WorraLiberty · 25/09/2014 21:29

If that's the message you got from those particular posters then fair enough

Other people just simply watch porn

WorraLiberty · 25/09/2014 21:30

Wow that was nasty Sickoffrozen! Sad

cherrybombxo · 25/09/2014 21:32

To answer the older vs younger women question, I'm 24 and porn makes me feel sick. I hate the idea of my DP watching it but we just don't talk about it at all. It's an issue I ignore because I'd really rather not know.

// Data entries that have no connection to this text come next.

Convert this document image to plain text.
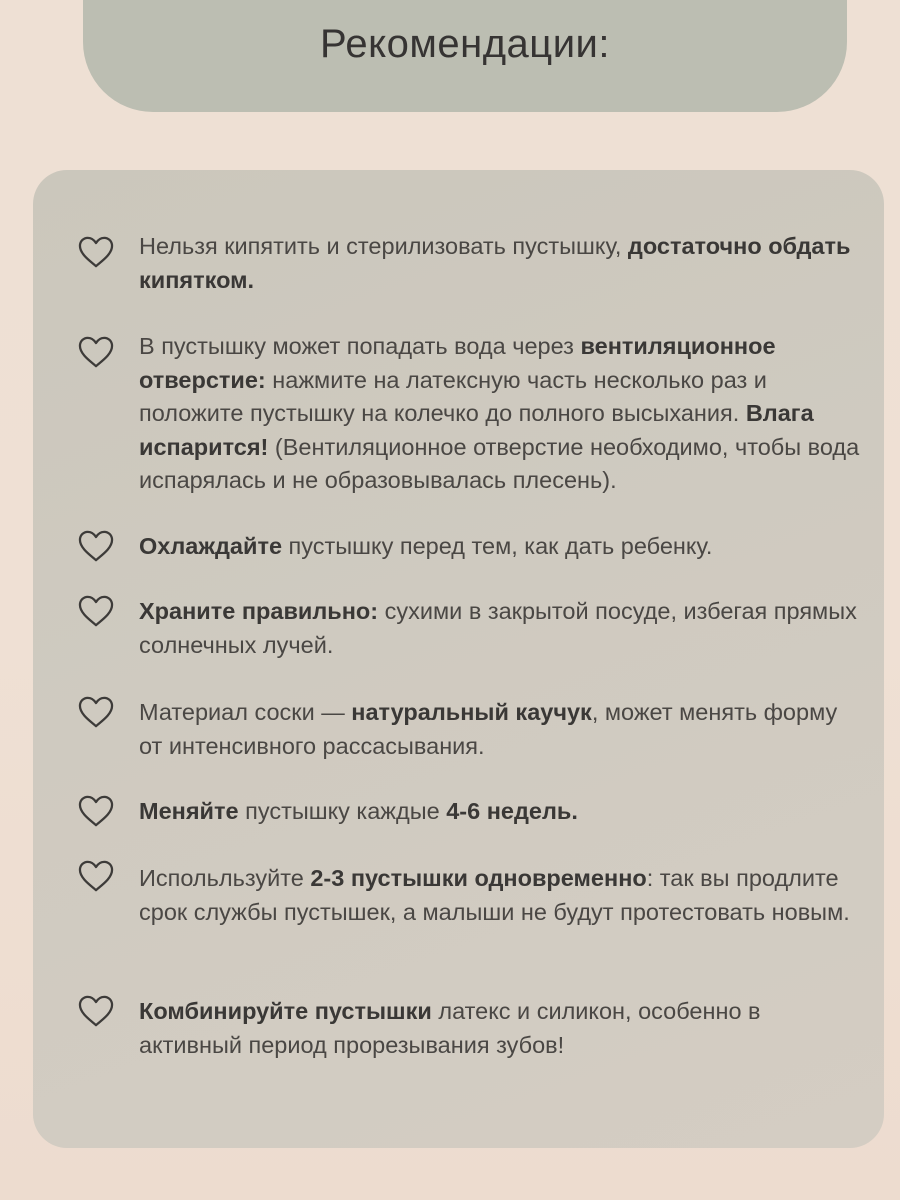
Рекомендации:
Нельзя кипятить и стерилизовать пустышку, достаточно обдать кипятком.
В пустышку может попадать вода через вентиляционное отверстие: нажмите на латексную часть несколько раз и положите пустышку на колечко до полного высыхания. Влага испарится! (Вентиляционное отверстие необходимо, чтобы вода испарялась и не образовывалась плесень).
Охлаждайте пустышку перед тем, как дать ребенку.
Храните правильно: сухими в закрытой посуде, избегая прямых солнечных лучей.
Материал соски — натуральный каучук, может менять форму от интенсивного рассасывания.
Меняйте пустышку каждые 4-6 недель.
Испольльзуйте 2-3 пустышки одновременно: так вы продлите срок службы пустышек, а малыши не будут протестовать новым.
Комбинируйте пустышки латекс и силикон, особенно в активный период прорезывания зубов!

vestandknickers · 25/09/2014 21:32

If you don't like it, don't watch it.

I'm assuming your DH is a grown man so surely he can watch whatever he likes.

picnicbasketcase · 25/09/2014 21:33

I would prefer him not to, but I can't force him not to, and it's not something I would leave him over.

Bambambini · 25/09/2014 21:33

"Does it really matter what the younger generation thinks? What's important are the views contained in your own relationship, not others."

Yes it does matter what they think if the proliferation of porn, much of it pretty vile is being seen as a must for relationships, that to not like it is seen as being insecure, disrespectful and controlling - that young girls/ women should be living up to this image. I have children, I have sons - of course it matters and the message they are getting about porn these days.

OP posts:
IHeartLockhart · 25/09/2014 21:35

Yanbu not to like it. I think some of the hard core stuff is actually damaging to a person, it's totally unrealistic and can easily put them off normal, loving sex.

Personally I can't see the harm in the stuff my DP uses (amateur porn, very soft) but I can't say I love him using it either.

We found a good compromise where we took some sexy videos and pictures of ourselves and he uses them the majority of the time. We top them up every now again to keep the variety up!
Do you think you and your DH would find that useful? Or would you rather he used no erotic imagery at all?

Nicknacky · 25/09/2014 21:35

What I mean is, what difference does it make to your relationship? None.

Plenty of women, young and older like porn for many reasons. It's not a new thing, just more easily accessible with the internet.

FreudiansSlipper · 25/09/2014 21:35

Porn is having a very detrimental impact on our society and its worrying how it is influencing men and women

Of course no one has to like it nothing to do with being a insecure, old fashioned or a prude

There is nothing wrong with erotica but the porn industry is a nasty horrible industry that exploits so many I would ask why someone gets enjoyment out of that

riverboat1 · 25/09/2014 21:36

There is a sound basis for not liking the porn industry and not wanting to be in a relationship with someone who watches porn.

Equally, many people consider porn to be mainstream and there is certainly a case to be made that it is more common for men to access it than not.

Personally I think it's something to be addressed in the early stages of a relationship so that everyone knows where they stand.